Upgrade to version 3 spec

This topic to discuss upgrade ruby test runner to spec version 3. I created PR for this feature, but it was closed :frowning:. I would like to discuss exactly this PR and the way how to better implement this.
My proposition is to add to test special comment with task_id value like this

def test_empty_strands
  ### task_id: 1
  # skip
  assert_equal 0, Hamming.compute('', '')
end

and final results.json should look like

{
  "version": 3,
  "message": null,
  "status": "pass",
  "tests": [
    {
      "name": "Empty strands",
      "status": "pass",
      "task_id": 1,
      "test_code": "assert_equal 0, Hamming.compute('', '')"
    }
  ]
}

If here are any ideas how to do it with better way – welcome to conversation.

Thanks for the PR. It got closed automatically rather than as a rejection of the work, but chatting here to agree the methodology is a good thing anyway :slight_smile:

I’d be happy with the approach you’ve taken, although I’d probably rather prefer a method like task(1) above the test, so

task(1)
def test_empty_strands
  # skip
  assert_equal 0, Hamming.compute('', '')
end

I feel like that reads a bit nicer. However, this might be hard to pull off for CLI users who don’t have our test runner that can inject stuff.

As a secondary option, I’d rather have the comment on the line before the test with just one hash.

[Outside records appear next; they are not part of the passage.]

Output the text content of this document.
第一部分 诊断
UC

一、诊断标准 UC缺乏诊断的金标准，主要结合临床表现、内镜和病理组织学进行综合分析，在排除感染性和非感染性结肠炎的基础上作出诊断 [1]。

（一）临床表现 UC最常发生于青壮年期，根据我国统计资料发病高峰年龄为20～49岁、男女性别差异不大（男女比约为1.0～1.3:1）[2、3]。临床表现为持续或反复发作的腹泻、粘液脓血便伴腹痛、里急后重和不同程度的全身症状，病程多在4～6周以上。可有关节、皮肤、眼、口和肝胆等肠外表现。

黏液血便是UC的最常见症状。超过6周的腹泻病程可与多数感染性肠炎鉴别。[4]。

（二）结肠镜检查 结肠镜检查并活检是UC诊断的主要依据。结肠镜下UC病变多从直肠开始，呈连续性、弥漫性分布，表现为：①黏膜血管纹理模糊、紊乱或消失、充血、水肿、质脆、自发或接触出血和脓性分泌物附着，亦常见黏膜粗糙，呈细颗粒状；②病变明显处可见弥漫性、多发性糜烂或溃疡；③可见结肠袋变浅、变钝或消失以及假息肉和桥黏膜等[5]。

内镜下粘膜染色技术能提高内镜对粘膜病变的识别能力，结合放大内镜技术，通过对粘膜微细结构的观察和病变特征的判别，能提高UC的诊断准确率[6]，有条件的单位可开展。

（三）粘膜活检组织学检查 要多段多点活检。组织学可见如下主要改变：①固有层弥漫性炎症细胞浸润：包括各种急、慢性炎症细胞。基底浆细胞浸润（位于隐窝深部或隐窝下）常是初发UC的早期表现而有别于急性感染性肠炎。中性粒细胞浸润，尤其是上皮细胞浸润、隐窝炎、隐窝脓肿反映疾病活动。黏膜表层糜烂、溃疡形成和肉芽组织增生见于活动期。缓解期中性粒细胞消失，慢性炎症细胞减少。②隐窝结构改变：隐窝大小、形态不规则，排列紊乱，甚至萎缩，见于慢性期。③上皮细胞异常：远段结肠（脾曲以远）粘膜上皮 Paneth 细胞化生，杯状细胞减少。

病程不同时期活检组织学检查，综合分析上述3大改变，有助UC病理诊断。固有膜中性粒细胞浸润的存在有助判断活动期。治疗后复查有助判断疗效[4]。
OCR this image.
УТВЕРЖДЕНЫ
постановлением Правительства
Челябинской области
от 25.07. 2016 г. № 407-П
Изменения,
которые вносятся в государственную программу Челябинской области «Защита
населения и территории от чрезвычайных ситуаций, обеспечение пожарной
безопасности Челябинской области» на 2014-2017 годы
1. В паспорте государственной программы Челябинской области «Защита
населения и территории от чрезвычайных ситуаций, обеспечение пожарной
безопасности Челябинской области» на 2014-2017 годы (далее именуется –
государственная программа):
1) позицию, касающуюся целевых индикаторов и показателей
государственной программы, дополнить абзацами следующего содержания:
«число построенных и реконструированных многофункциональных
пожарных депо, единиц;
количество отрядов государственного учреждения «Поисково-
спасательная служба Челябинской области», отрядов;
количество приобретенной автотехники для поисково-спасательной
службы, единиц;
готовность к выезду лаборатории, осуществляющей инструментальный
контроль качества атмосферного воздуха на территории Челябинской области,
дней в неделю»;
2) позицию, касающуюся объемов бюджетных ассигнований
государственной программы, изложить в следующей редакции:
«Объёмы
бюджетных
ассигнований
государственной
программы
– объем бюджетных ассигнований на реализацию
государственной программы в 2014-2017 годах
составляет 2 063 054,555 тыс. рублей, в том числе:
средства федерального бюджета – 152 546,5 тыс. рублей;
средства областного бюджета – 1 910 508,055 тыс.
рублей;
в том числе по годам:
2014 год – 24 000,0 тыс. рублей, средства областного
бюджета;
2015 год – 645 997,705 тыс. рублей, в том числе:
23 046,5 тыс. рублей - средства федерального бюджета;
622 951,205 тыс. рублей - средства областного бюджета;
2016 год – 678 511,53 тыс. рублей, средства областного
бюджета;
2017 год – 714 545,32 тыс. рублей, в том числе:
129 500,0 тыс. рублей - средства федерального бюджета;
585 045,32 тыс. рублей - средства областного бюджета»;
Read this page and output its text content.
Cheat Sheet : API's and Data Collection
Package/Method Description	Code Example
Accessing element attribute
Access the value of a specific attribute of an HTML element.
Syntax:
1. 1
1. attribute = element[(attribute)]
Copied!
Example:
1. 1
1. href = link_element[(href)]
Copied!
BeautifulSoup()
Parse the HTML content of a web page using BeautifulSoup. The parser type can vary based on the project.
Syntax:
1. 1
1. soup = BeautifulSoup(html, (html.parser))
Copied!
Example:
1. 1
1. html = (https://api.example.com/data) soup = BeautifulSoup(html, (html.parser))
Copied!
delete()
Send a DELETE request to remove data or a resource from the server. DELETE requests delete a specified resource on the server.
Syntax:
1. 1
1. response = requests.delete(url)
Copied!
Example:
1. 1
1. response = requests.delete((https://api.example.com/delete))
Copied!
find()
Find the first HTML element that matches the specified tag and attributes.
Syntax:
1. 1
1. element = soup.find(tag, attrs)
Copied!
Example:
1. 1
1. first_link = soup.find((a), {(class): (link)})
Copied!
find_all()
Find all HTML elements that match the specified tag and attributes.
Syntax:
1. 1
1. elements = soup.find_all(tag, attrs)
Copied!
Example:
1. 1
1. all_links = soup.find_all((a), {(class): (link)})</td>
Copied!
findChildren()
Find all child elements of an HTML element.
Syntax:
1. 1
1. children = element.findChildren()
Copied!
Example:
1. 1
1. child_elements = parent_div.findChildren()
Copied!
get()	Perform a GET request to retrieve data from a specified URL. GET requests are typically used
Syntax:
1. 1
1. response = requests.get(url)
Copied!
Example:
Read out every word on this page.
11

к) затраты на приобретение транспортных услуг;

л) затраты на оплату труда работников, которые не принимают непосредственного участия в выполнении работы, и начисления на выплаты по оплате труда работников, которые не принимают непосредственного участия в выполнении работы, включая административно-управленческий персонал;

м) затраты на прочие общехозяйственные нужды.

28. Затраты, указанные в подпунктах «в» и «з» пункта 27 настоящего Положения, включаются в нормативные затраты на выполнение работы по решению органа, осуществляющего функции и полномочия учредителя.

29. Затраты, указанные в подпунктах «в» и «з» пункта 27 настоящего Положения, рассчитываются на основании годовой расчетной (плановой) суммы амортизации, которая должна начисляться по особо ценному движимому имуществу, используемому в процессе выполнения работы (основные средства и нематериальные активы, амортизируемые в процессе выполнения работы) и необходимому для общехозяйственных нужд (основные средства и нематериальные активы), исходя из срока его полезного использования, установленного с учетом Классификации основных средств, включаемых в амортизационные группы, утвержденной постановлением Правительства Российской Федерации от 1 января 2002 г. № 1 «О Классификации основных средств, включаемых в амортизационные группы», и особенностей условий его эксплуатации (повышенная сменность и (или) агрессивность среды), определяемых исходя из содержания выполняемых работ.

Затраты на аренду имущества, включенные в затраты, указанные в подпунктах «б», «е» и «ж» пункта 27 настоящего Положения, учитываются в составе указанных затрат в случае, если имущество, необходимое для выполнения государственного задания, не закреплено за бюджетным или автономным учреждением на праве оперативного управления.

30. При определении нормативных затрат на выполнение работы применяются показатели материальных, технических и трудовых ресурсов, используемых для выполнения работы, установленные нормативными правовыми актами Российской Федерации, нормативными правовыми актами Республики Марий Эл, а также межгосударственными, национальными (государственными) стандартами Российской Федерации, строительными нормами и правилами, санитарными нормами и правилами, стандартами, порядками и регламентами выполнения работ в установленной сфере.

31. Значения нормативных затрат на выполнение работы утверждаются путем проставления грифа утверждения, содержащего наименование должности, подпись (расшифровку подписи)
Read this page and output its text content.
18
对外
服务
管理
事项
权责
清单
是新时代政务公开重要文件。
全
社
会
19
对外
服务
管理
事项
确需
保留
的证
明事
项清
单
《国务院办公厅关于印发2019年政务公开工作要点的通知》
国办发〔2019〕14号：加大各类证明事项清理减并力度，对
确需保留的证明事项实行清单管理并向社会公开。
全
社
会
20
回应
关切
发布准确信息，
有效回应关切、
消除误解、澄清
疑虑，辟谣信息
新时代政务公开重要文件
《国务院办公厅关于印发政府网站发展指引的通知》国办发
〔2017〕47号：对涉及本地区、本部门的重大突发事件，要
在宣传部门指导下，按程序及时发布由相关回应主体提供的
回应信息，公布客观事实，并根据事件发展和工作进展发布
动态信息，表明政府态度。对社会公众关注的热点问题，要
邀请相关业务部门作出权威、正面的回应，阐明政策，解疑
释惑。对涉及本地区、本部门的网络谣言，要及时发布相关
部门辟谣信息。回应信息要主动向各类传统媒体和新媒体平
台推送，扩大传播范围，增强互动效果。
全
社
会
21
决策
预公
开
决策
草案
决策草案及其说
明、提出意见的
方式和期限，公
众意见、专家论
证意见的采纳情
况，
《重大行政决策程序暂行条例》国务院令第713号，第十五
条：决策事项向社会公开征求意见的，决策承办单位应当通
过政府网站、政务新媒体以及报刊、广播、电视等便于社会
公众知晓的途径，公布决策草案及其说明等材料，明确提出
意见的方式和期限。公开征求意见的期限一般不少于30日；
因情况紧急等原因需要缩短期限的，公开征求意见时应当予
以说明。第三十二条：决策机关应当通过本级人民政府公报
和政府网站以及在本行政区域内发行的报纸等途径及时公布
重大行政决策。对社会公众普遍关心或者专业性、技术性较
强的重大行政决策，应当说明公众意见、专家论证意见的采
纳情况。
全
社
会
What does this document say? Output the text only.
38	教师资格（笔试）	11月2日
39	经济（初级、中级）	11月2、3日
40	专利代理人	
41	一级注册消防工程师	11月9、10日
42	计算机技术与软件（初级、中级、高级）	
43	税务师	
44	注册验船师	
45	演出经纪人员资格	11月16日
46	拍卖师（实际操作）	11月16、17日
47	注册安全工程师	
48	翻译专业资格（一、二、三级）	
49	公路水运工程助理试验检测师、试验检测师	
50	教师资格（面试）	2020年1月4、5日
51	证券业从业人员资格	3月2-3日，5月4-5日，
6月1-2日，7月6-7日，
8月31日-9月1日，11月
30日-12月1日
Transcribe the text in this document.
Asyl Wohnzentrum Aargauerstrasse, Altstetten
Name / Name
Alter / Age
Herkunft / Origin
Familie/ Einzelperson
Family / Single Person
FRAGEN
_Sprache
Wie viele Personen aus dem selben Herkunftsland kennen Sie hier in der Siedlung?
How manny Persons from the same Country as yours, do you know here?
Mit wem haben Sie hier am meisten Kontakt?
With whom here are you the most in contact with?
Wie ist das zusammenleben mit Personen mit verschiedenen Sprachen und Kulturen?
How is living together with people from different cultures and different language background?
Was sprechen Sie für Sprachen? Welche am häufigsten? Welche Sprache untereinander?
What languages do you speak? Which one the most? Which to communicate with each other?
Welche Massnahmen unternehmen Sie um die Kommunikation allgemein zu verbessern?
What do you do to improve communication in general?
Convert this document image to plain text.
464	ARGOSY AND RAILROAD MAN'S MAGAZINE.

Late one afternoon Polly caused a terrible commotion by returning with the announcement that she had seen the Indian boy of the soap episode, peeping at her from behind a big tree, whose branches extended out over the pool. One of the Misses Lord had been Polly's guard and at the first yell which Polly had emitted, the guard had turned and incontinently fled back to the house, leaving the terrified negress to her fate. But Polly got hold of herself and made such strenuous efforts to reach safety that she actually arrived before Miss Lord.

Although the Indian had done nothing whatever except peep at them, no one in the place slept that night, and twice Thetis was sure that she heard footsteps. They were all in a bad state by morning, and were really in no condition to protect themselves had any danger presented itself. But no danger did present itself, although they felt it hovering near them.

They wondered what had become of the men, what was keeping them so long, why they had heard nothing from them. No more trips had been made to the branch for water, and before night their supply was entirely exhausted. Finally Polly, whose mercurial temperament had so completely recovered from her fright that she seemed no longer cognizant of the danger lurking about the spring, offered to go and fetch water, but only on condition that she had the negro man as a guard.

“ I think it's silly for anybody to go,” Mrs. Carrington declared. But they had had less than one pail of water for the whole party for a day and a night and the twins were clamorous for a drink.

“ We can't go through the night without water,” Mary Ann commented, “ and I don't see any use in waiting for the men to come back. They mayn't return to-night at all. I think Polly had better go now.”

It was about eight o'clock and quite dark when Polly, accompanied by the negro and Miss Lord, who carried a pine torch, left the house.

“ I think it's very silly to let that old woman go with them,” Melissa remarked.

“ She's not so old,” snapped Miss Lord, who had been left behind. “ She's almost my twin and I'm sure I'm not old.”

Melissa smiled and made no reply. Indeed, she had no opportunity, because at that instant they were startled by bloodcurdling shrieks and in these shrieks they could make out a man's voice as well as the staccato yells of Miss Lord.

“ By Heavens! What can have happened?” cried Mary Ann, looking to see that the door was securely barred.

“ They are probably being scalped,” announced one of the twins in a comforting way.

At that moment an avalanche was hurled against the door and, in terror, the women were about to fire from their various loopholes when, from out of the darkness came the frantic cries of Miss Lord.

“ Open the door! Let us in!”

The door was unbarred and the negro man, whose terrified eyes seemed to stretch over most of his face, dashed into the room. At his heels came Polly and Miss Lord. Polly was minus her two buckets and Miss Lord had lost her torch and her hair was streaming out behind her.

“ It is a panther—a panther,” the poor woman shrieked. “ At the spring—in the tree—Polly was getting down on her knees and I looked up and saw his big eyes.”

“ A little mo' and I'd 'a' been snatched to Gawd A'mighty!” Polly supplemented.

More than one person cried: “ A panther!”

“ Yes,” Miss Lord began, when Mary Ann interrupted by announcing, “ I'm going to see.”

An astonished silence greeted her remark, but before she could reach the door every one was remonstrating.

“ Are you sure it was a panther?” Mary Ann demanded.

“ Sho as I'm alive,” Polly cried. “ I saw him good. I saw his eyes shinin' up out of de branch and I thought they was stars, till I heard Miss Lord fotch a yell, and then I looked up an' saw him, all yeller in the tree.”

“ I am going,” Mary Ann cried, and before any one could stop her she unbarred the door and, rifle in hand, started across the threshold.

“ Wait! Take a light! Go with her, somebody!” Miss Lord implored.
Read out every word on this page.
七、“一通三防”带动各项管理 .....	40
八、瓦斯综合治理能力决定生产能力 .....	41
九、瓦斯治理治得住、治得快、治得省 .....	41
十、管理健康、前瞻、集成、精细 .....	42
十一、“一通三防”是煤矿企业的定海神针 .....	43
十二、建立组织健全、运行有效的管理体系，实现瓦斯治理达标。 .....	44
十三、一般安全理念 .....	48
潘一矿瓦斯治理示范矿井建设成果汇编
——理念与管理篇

For example:

# task: 1
def test_empty_strands
  # skip
  assert_equal 0, Hamming.compute('', '')
end

That feels a bit more metadatay to me, and one # is inline with how other ruby special comments work (e.g. frozen_string_literal: true).

Thoughts?

Hello.
After a long pause (during which I lost and found a new job) I would like to return and finish this task.
@iHiD so, about your prepositions about how to mark task_id. In my opinion, better to do like a comment, outside or inside the method. It’s more easy to implement and does not add increased complexity.

As far as supporting task 1 behavior, we could publish a gem for Exercism’s Ruby track that made that available for our local developers.

Similar for the debug that is currently used, though I would prefer overloading p for the platform’s use, and having it be allowed on the platform for that reason.

Yeah, that could be useful. We “just” need to decide on what it should look like in code. Any ideas kotp?

Similar to Jeremys gem that we use… memoize I think it is (have not looked at it recently)… we would probably write the method task as a Kernel method, but if it is isolated to Minitest, then perhaps it would be effectively a patch for that.

Since it appears this would only happen in the tests, the Minitest patch would likely be the way to go.

We would update the instructions for the students working locally, to gem install exercism-exercise-task depending on the name, but prefixing the name with the organization is helpful to avoid name-clashes.

This also means there would be no need to comment that, as it would be a “thing”. Perhaps, since the tests run sequentially on the platform, would be something that forces sequential test order as well, but could be given an argument to allow a random order.

Sounds good. I would probably argue for exercism-test or exercism-tests to make it a bit more generic, which would allow us to add more to it later on.

1 Like

:+1: for exercism-tests. I’ll create the GH repo and the gem next week, and put a first-pass of the code in it.

The only disadvantage of this is that we need to tell people to install a 3rd party dependency and need to update all test files on the track to handle this. I’ll put together a sample PR for this too.

We already ask them to install a third party dependency, which is the exercism cli, (or is that “second party” to the first party, the first party being the language they are practicing, the second party being Exercism?).

We also ask contributors to run configlet, as well. So it is just another tool in the tool box for Exercism.

The update for the exercises may be a gemfile that is placed when an exercise for the Ruby track is downloaded for the first time, otherwise yes, instructions file/help file likely would need to be updated.

Maybe make a gem called exercism-test and then organize it for sub-features that can be isolated, such as require exercism-test/tasks for example.

This may be "exercism-ruby` gem with the same idea so that the name-space is reserved to some extent, as well.